With self composed success and a worthy academic degrees from top notch universities, Mainik Sarkar laid the foundation of his mid life with a lot of success along with his new wife and his successful establishment in a country of his desire.
But it was only later this week, that things started unraveling for him.
This week he snapped and, for reasons that investigators are still trying to understand, gunned down those he once held close.
Authorities say Sarkar killed his estranged wife in a Minneapolis suburb then drove across half the country to Los Angeles and fatally shot the UCLA professor who had helped him earn an engineering Ph.D.
As panic began to spread on the bustling University of California, Los Angeles campus, he turned the gun on himself.

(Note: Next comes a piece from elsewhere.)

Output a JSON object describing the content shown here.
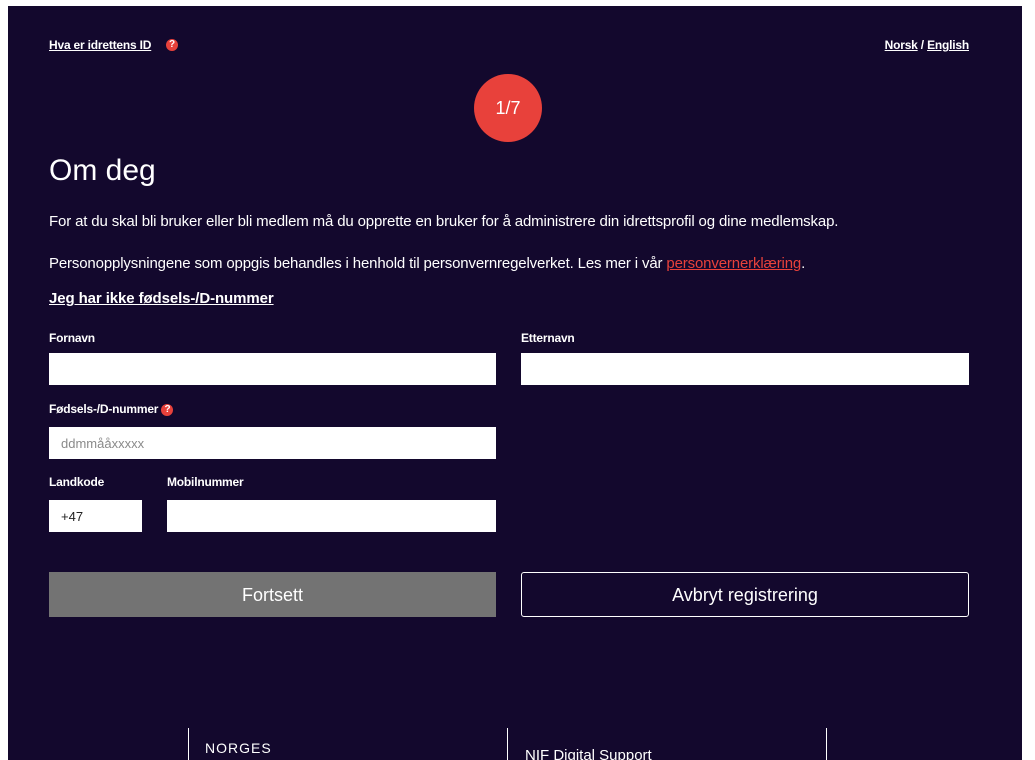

He left behind devastated families, a shaken university community, a “kill list” that included the name of a second UCLA professor he felt had wronged him – and many unanswered questions.

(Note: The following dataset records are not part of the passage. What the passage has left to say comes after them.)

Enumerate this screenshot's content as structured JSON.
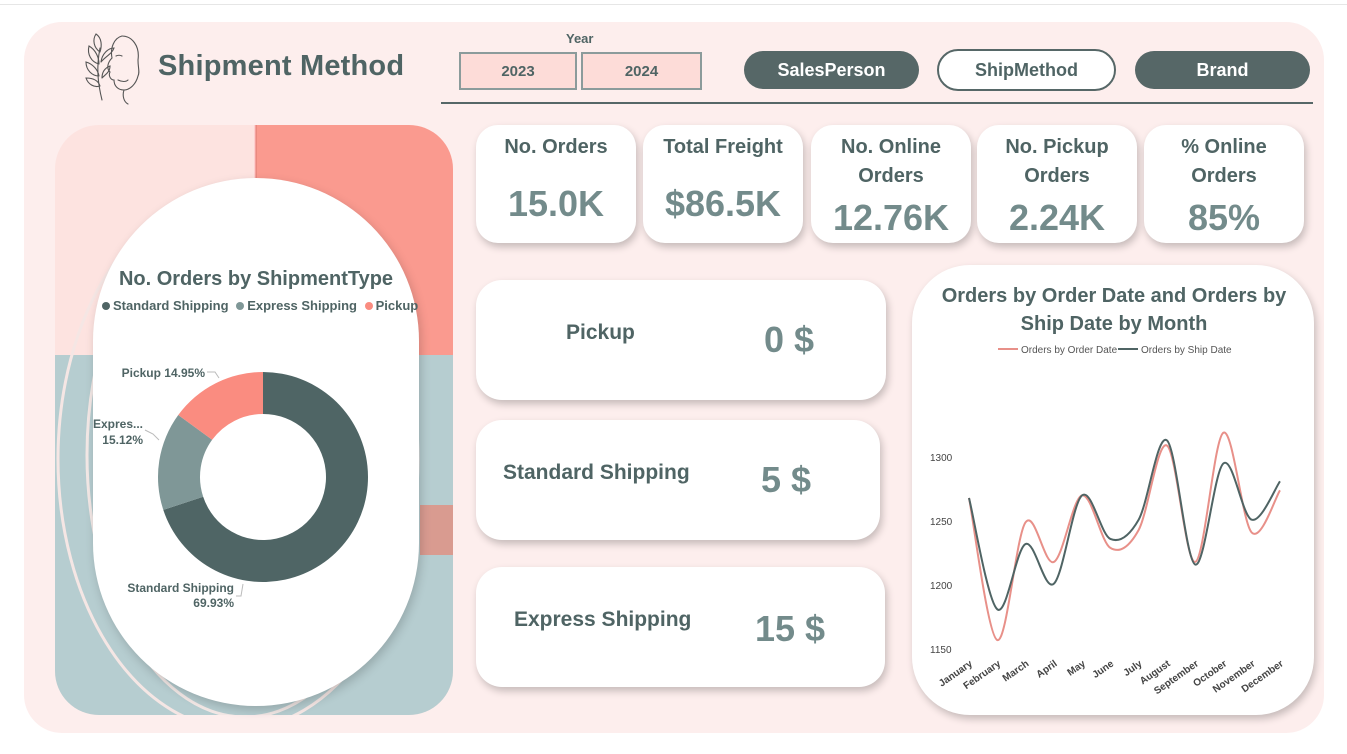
{
  "header": {
    "title": "Shipment Method",
    "year_label": "Year",
    "years": [
      "2023",
      "2024"
    ],
    "nav": [
      "SalesPerson",
      "ShipMethod",
      "Brand"
    ]
  },
  "kpis": [
    {
      "title_lines": [
        "No. Orders"
      ],
      "value": "15.0K"
    },
    {
      "title_lines": [
        "Total Freight"
      ],
      "value": "$86.5K"
    },
    {
      "title_lines": [
        "No. Online",
        "Orders"
      ],
      "value": "12.76K"
    },
    {
      "title_lines": [
        "No. Pickup",
        "Orders"
      ],
      "value": "2.24K"
    },
    {
      "title_lines": [
        "% Online",
        "Orders"
      ],
      "value": "85%"
    }
  ],
  "shipping": [
    {
      "name": "Pickup",
      "value": "0 $"
    },
    {
      "name": "Standard Shipping",
      "value": "5 $"
    },
    {
      "name": "Express Shipping",
      "value": "15 $"
    }
  ],
  "colors": {
    "accent_dark": "#566767",
    "salmon": "#fa8c80",
    "express": "#7f9797",
    "panel_bg": "#fdeeed",
    "order_line": "#e89089",
    "ship_line": "#4f6464"
  },
  "chart_data": [
    {
      "type": "pie",
      "title": "No. Orders by ShipmentType",
      "legend": [
        "Standard Shipping",
        "Express Shipping",
        "Pickup"
      ],
      "legend_position": "top",
      "slices": [
        {
          "label": "Standard Shipping",
          "value": 69.93,
          "display": "69.93%",
          "color": "#4f6565"
        },
        {
          "label": "Express Shipping",
          "short_label": "Expres...",
          "value": 15.12,
          "display": "15.12%",
          "color": "#7f9797"
        },
        {
          "label": "Pickup",
          "value": 14.95,
          "display": "14.95%",
          "color": "#fa8c80"
        }
      ]
    },
    {
      "type": "line",
      "title": "Orders by Order Date and Orders by Ship Date by Month",
      "legend_position": "top",
      "categories": [
        "January",
        "February",
        "March",
        "April",
        "May",
        "June",
        "July",
        "August",
        "September",
        "October",
        "November",
        "December"
      ],
      "series": [
        {
          "name": "Orders by Order Date",
          "color": "#e89089",
          "values": [
            1268,
            1157,
            1249,
            1218,
            1270,
            1229,
            1243,
            1309,
            1218,
            1319,
            1241,
            1274
          ]
        },
        {
          "name": "Orders by Ship Date",
          "color": "#4f6464",
          "values": [
            1268,
            1181,
            1232,
            1201,
            1270,
            1236,
            1251,
            1313,
            1216,
            1295,
            1251,
            1281
          ]
        }
      ],
      "ylim": [
        1150,
        1300
      ],
      "yticks": [
        1150,
        1200,
        1250,
        1300
      ],
      "grid": false
    }
  ]
}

Chief among them is what led him to violence. Police have not detailed when they believe Sarkar shot Ashley Hasti after apparently breaking into the Minnesota home she shared with her father; whether he committed other crimes en route to California; or why he felt wronged by another professor on the “kill list” who was not on campus when Sarkar arrived with two semi-automatic pistols.
What soon became clear was that Sarkar believed the professor he killed, William Klug, had stolen code from him. In March, Sarkar posted online that Klug – the man he had praised in his 2013 dissertation as a mentor – had made him “really sick.”
Colleagues said only a deranged person could conclude someone of Klug’s character would defraud a student.
“Apparently he’s harbored those feelings over the past three years since his graduation” but investigators hadn’t found any “trigger event” that would explain why he decided to kill now, Los Angeles police Capt. William Hayes said.
He did say prescription medication, possibly Valium or a similar sedative, was found in the St. Paul, Minnesota apartment where Sarkar had lived.
Even before his death, Klug had been hailed as a caring father and gifted educator who inspired his students. Hundreds gathered to honor him at on-campus vigils.
Klug’s outgoing personality contrasted with Sarkar’s introversion.
Where Klug smiles in pictures, Sarkar rarely does.
“He was a little bit of a loner,” said Ajit Mal, an engineering professor who taught Sarkar in one of his earliest classes at UCLA, where he enrolled in 2006.
As Klug’s career and family blossomed in his native Southern California, Sarkar struggled to finish his studies.
While at UCLA, Sarkar was “a nice guy going through the same anxieties and struggles as anyone else,” recalled Jeff Eldredge, a mechanical and aerospace engineering professor who was a close friend of Klug’s and helped review and later approved Sarkar’s dissertation.
Eldredge called Klug an exceptional person and teacher who had a gentle way giving feedback to students. Even so, Sarkar “didn’t take criticism well” when he submitted a dissertation that advisers returned, requesting significant revisions.
“He was rather combative in his responses,” Eldredge said. “He’d say, ‘I don’t know how to answer that’ or ‘I don’t know what that means.’ He was just very stubborn.”
Sarkar submitted a new document that Eldredge said was barely sufficient for Klug to urge colleagues to grant him a Ph.D. in 2013.
By then, Sarkar and Hasti had been married two years.
Hasti’s grandmother, Jean Johnson, said Sarkar was reserved and polite but couldn’t handle Hasti teasing him.
Sarkar came to the U.S. from India on a student visa in 2001 after earning a degree in aerospace engineering from the Indian Institute of Technology at Kharagpur.
In India, former classmates and teachers described a solid student who gave no indication of aggression.
He attended Stanford University from 2003 until 2005, when he received a master’s degree in aeronautical and astronautical engineering, according to the university.
A year later, he had moved to UCLA.
It appears that 2014 was pivotal for Sarkar – a fulcrum year when his life tipped toward failure, despite being granted a green card to stay in the U.S.
Johnson said 2014 was when the couple split, though they did not divorce. It also was the year that Sarkar left his last known job, as an engineering analyst at an Ohio-based rubber company called Endurica
Company President Will Mars said Sarkar left that August, but declined to elaborate.
The next two years are a mystery.
On Friday, a bicyclist found a 2003 Nissan Sentra that police believe Sarkar used to drive from Minnesota to Los Angeles.
Police searched it for bombs and found no explosives but a handgun and cans of gasoline were in the trunk.
The gas apparently was used to avoid using credit cards and making fuel stops as Sarkar drove cross-country, and his car was spotted in Denver the day before the UCLA killing, Hayes said.
Sarkar parked in a neighborhood where he once lived and took a bus to campus on a route he would have used while attending UCLA, Hayes said.
Investigators planned to examine the bus surveillance video.
UCLA’s engineering faculty met Friday to discuss the shooting. No one could recall a sign that Sarkar would become violent.
“He went through something – all I can think is personal struggles the last few days, weeks or years that we weren’t privy to,” professor Eldredge said. “We assume, frankly, that he went through a psychological break that was pretty profound.”